**Goal:**
* Rack and provision new Dumps servers
* Migrate one customer use case to them (NFS to VPS & Toolforge?)
**Initial reading**
* Planning task and brainstorm - https://phabricator.wikimedia.org/T118154#3133894
* Hardware specs for labstore1006/7 - https://phabricator.wikimedia.org/T161311
* Rack/setup/install task for labstore1006/7 - https://phabricator.wikimedia.org/T167984
**Current status summary: (some of this text is borrowed from the phab tasks listed above)**
* Dataset1001 is the canonical dump storage server, and handles all the client usecases. Snapshot* hosts handle actual dumps production.
* Dataset1001 and the snapshot* hosts share data between each other through nfs mounts.
* There are 4 different client use cases
** NFS mounts for Cloud VPS projects
*** Dataset1001 has mounted an NFS share from labstore1003 and copies the relevant files to that for Labs consumption
** NFS mounts for stat boxes for wikistats data generation
*** Analytics mounts directly a share on dataset1001 for consumption
** Web service for public download access to dumps
*** Uses copy on dataset1001 directly
** Rsync mirrors
*** Use copy on dataset1001 directly
* Dataset1001 is currently in the public vlan, and uses about 50T of storage
* ms1001 is the backup server for dataset1001
* labstore1003 is a SPOF
**Where we're going (focusing a bit more on the Cloud Services team's work for upcoming quarters)**
* Separate the dumps generation layer from the dumps serving layer
* Have one cluster (internal vlan) - Dumpsdata* and Snapshot* - that handles all the generation, one cluster (public vlan) - Labstore1006 and 1007 - that handles all the client serving use cases (Analytics, VPS, Web, Rsync mirrors)

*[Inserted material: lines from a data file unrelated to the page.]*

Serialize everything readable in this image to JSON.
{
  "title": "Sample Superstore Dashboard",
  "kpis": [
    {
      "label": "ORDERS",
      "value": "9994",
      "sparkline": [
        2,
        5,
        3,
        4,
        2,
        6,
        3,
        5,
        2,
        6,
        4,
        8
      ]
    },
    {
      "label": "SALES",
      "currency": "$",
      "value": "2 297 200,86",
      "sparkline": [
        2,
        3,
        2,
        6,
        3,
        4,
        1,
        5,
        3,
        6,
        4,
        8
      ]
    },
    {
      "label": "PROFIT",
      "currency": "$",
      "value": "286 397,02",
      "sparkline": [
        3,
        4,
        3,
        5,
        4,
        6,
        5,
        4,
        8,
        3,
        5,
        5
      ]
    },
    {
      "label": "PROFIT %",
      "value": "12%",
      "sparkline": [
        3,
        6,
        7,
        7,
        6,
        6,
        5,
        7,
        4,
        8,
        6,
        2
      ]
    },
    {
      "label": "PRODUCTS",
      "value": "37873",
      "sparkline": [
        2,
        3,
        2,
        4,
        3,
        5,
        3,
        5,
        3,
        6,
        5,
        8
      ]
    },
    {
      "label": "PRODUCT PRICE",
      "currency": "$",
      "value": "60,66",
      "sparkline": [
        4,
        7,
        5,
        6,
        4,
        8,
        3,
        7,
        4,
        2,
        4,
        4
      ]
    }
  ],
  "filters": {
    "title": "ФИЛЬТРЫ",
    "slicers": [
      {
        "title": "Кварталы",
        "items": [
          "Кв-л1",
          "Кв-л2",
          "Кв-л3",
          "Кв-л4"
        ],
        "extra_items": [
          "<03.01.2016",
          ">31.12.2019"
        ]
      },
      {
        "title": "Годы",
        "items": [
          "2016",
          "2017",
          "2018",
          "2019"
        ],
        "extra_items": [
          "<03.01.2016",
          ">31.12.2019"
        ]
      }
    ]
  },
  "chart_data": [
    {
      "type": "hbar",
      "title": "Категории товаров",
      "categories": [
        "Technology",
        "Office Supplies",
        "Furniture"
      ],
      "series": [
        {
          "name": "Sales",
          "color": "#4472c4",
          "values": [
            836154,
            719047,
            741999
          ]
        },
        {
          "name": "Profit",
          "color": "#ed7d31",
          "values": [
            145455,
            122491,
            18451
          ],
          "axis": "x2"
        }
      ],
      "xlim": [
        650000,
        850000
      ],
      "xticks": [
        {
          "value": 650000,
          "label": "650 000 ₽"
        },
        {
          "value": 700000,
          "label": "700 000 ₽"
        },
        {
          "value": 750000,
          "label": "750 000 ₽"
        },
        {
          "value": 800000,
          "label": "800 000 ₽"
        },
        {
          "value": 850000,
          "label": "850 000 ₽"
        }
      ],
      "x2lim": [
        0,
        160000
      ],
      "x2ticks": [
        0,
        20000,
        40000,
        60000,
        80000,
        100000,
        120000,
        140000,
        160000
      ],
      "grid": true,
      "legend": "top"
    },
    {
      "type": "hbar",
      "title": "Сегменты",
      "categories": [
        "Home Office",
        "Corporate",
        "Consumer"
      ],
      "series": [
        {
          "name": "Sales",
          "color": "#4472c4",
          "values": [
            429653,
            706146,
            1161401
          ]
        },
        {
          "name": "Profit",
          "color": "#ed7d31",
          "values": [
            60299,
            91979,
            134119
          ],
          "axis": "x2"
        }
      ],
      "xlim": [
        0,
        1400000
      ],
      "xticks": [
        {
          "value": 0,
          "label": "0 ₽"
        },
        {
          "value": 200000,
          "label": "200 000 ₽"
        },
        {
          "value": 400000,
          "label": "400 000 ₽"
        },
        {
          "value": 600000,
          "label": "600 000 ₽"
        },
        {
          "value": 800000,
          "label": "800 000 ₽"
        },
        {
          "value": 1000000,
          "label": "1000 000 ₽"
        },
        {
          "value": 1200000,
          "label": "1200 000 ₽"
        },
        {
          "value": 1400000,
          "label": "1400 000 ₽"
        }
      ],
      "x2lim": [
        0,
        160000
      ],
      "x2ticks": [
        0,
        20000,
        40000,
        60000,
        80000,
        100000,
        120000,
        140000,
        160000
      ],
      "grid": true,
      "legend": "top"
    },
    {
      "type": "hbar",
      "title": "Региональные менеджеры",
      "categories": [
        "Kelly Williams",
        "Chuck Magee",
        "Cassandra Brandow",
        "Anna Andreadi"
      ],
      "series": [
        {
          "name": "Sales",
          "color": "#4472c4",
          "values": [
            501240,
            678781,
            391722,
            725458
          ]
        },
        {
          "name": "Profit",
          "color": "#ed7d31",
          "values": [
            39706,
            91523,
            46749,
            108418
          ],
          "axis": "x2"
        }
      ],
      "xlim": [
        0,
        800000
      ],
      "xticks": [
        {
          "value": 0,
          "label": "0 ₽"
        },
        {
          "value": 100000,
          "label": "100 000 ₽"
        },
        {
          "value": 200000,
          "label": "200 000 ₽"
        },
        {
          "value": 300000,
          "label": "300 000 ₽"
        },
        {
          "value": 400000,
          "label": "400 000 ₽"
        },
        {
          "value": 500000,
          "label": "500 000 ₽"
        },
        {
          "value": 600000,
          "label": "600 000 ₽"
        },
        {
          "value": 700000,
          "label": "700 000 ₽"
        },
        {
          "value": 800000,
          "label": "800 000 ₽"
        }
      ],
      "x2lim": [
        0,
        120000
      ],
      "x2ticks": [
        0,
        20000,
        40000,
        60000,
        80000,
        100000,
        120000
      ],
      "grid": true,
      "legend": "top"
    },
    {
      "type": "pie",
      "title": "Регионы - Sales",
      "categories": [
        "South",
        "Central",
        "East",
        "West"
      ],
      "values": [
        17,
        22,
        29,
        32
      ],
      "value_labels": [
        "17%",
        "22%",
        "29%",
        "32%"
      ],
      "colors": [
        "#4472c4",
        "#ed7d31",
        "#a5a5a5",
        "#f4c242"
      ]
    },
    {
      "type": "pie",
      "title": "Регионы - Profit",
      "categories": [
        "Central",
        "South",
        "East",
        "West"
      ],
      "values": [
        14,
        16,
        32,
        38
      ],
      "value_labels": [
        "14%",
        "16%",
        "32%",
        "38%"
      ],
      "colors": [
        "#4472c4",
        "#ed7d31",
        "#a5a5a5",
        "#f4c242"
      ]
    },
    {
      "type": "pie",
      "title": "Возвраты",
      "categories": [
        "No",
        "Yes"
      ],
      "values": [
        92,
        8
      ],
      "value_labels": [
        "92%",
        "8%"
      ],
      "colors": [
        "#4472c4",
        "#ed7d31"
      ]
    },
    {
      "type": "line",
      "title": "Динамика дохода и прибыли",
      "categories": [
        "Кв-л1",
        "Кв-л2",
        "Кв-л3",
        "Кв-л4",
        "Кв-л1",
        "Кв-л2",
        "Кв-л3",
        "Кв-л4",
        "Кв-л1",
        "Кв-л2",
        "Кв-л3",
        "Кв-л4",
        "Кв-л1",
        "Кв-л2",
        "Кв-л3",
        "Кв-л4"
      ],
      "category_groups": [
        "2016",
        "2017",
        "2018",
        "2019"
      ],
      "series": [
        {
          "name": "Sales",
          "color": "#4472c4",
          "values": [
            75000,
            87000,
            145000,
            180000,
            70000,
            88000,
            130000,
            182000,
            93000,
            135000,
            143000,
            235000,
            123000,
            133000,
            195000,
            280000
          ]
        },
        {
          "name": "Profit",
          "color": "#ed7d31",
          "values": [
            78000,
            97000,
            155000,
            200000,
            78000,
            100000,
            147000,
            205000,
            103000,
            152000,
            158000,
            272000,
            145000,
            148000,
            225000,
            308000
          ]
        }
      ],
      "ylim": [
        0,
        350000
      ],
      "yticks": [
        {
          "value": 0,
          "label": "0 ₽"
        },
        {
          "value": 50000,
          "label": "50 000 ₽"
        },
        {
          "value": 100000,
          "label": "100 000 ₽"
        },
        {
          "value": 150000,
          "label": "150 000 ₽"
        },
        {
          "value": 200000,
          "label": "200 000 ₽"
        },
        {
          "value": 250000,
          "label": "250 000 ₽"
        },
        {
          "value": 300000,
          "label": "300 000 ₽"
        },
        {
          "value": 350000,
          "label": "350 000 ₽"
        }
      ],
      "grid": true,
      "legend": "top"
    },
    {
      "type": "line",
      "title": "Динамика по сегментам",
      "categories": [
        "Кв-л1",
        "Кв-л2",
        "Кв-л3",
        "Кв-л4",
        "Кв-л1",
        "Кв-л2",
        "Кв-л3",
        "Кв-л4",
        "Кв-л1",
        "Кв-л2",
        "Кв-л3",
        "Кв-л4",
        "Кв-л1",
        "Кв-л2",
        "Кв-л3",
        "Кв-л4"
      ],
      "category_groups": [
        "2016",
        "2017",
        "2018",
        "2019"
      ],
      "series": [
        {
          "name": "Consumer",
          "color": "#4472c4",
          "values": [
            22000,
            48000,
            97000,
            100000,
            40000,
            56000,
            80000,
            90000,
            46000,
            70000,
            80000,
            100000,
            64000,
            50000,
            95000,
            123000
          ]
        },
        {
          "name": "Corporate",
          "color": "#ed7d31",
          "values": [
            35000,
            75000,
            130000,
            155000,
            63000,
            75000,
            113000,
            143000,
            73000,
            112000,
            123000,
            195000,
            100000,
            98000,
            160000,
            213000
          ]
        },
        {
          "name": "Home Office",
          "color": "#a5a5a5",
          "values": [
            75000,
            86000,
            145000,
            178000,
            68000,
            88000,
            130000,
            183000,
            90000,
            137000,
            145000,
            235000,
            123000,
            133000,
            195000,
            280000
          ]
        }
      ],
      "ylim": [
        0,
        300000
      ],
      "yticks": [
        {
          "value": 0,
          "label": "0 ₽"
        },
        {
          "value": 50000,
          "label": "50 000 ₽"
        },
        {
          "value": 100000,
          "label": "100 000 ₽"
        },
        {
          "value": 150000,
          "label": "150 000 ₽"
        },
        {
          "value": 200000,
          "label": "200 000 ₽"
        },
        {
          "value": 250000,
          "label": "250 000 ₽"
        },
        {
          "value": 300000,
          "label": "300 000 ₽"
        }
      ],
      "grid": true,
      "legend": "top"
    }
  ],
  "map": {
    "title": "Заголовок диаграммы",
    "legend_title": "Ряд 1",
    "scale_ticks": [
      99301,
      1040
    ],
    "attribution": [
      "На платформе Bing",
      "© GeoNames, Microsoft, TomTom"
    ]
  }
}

* Labstore1006 and 7 each have 72TB (36TB in internal drives, and 36TB in external shelves) storage available post RAID 10
* Labstore1006 and 7 will get their data through a periodic rsync from the canonical dumps server (dataset/dumpsdata)
* Labstore1006 and 7 will be set up completely independently, with copies of data from pristine source, and the client use cases will be sharded between them
* We are hoping to put Analytics NFS mounts and VPS NFS mounts usecases in one server, and web and rsync mirrors on the other
* Labstore1006 and 7 should have the capability to failover client services between each other (as in provide all client use cases from a single server during maint. if necessary)
**Rough Task breakdown for the Q1 goal**
[] Finish rack/setup/install for labstore1006/7 - T167984
[] Puppetize and setup initial lvms and directory structures
[] Setup periodic rsync jobs from dataset1001/dumpsdata1001/2(?) to labstore1006 and 1007
[] Setup NFS kernel server to serve dumps to VPS instances
** Investigate alternatives for showmount check at instance boot time, so we can only open up port 2049 TCP from labstore1006/7
** Figure out how NFS failovers will work (cluster IP failover will not work in the absence of matching underlying drbd volumes)
[] Test mounting the shares on instances
[] Test mounting the shares on stat boxes
[] Investigate and setup the web service component that serves dumps to users
[] Investigate the rsync mirrors setup
[] Migrate dumps labstore1003 to labstore1006/7 (this step will need more breaking down eventually)
[] Migrate the stat* mount from dataset1001 to labstore1006/7 (coordinate with Analytics)
**Open questions**
* How are the rsync mirrors setup?
* What are the QoS mechanisms for web and rsync mirrors?
* How are outages currently handled?